Chez Big House &#0151 Doing Time with the Well-Heeled

Imagine for a moment that you're an LA big shot. You have just been convicted of a nonviolent crime, and your lawyer tells you that, unfortunately, you're going spend some time behind bars.

After you get over the shock, who is the first person you call? Your spouse? Broker? Well, for some well-heeled Angelinos, the answer is more likely "your travel agent."

The New York Times recently told readers about California jails that offer what it called "pay to stay upgrades." No one would confuse these facilities with the Beverly Hills Ritz-Carlton. But, for someone facing jail time, they offer a "clean, quiet…alternative" to county jails where "the walls are bars, the fellow inmates are hardened and privileges are few."

Of course, these alternatives come at a price: The "clients," as they are called, pay the cost of their incarceration, between $75 and $127 a day — all upfront.

But it takes more than money to get a room. As with some exclusive nightclubs, "you have to be in the know to even apply for entry." The court must approve your application and, even then, your prospective jailers, as the Times puts it, "can operate like bouncers, rejecting anyone they wish."

What do you get for your money and connections? A door, instead of bars; safe distance from violent offenders; and little, if any, contact with non-paying inmates. They can, depending on the administrators, bring with them an iPod, cellphone, and even a computer. As one "client" put it: "It's safe, and everyone here is really nice" — although it's still prison.
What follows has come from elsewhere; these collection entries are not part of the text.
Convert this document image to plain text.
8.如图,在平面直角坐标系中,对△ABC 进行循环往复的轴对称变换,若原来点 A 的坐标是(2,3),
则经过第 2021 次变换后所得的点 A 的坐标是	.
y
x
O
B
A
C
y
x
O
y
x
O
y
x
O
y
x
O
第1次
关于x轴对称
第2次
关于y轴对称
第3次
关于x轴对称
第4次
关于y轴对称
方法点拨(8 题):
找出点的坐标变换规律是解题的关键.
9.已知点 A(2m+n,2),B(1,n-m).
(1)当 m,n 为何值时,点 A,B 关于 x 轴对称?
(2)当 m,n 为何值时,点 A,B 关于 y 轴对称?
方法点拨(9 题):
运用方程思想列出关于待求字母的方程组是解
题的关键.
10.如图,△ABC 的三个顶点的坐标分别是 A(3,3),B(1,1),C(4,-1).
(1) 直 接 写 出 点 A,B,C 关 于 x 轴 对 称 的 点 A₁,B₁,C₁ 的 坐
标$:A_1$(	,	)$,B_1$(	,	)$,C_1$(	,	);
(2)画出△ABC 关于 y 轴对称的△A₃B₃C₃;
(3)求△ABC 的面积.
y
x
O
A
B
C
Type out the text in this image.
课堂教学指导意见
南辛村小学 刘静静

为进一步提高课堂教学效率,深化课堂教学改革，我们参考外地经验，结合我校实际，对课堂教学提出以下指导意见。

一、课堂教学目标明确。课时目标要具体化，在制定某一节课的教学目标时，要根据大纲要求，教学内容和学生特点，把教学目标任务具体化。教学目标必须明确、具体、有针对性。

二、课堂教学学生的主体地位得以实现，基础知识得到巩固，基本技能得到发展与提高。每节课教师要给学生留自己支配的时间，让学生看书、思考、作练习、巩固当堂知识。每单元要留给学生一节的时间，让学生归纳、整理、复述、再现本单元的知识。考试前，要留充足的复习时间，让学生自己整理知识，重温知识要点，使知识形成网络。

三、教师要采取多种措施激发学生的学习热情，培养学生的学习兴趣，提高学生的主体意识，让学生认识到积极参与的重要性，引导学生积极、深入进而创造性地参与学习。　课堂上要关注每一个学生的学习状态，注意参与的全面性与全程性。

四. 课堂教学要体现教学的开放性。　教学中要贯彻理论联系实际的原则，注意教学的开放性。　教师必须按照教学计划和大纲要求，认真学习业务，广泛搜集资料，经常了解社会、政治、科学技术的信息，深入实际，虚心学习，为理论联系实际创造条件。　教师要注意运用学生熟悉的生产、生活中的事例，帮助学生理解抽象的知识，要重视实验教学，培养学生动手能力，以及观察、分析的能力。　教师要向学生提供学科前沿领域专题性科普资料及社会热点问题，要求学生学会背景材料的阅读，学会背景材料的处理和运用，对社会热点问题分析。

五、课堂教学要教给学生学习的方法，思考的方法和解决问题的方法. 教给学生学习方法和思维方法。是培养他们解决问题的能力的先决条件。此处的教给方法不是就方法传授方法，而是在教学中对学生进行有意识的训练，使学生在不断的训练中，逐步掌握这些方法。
This sounds hauntingly like the big-time drug dealers who operate out of South American prisons and buy whatever they want.

Having spent more than three decades in prisons and jails, I can appreciate the desire for a clean, decent, and safe place to serve your time. Still, it's hard to imagine a worse indictment of conditions in American prisons than this story.

As the "client" quoted in the story understands the loss of freedom is the punishment for her actions. It is society expressing its disapproval for what she did. In other words, it is justice. On the other hand, the deplorable conditions she paid extra to avoid have nothing to do with justice and everything to do with our indifference toward what goes on inside our prisons.

As I have told "BreakPoint" listeners and readers in the past, this indifference has consequences, not only for prisoners, but also for all of us. Most of these prisoners will eventually get out after having spent years in facilities filled with noise, filth, and fear — not exactly the stuff of successful rehabilitation.

I understand why these "clients" want to avoid these deplorable conditions. I was in prison, after all. But creating what is, in effect, a two-tiered prison system for haves and have-nots will only build resentment and anger in already seething prisons.

Treating people who committed similar crimes differently only further erodes confidence in the fairness of the legal system and the rule of law generally. That confidence is based on the belief that "the system is supposed to be equitable."

Instead, we ought to improve conditions for all inmates: Start with asking which inmates really belong behind bars in the first place, and then really commit to making prisons safer. Then maybe travel agents can stick to hotels.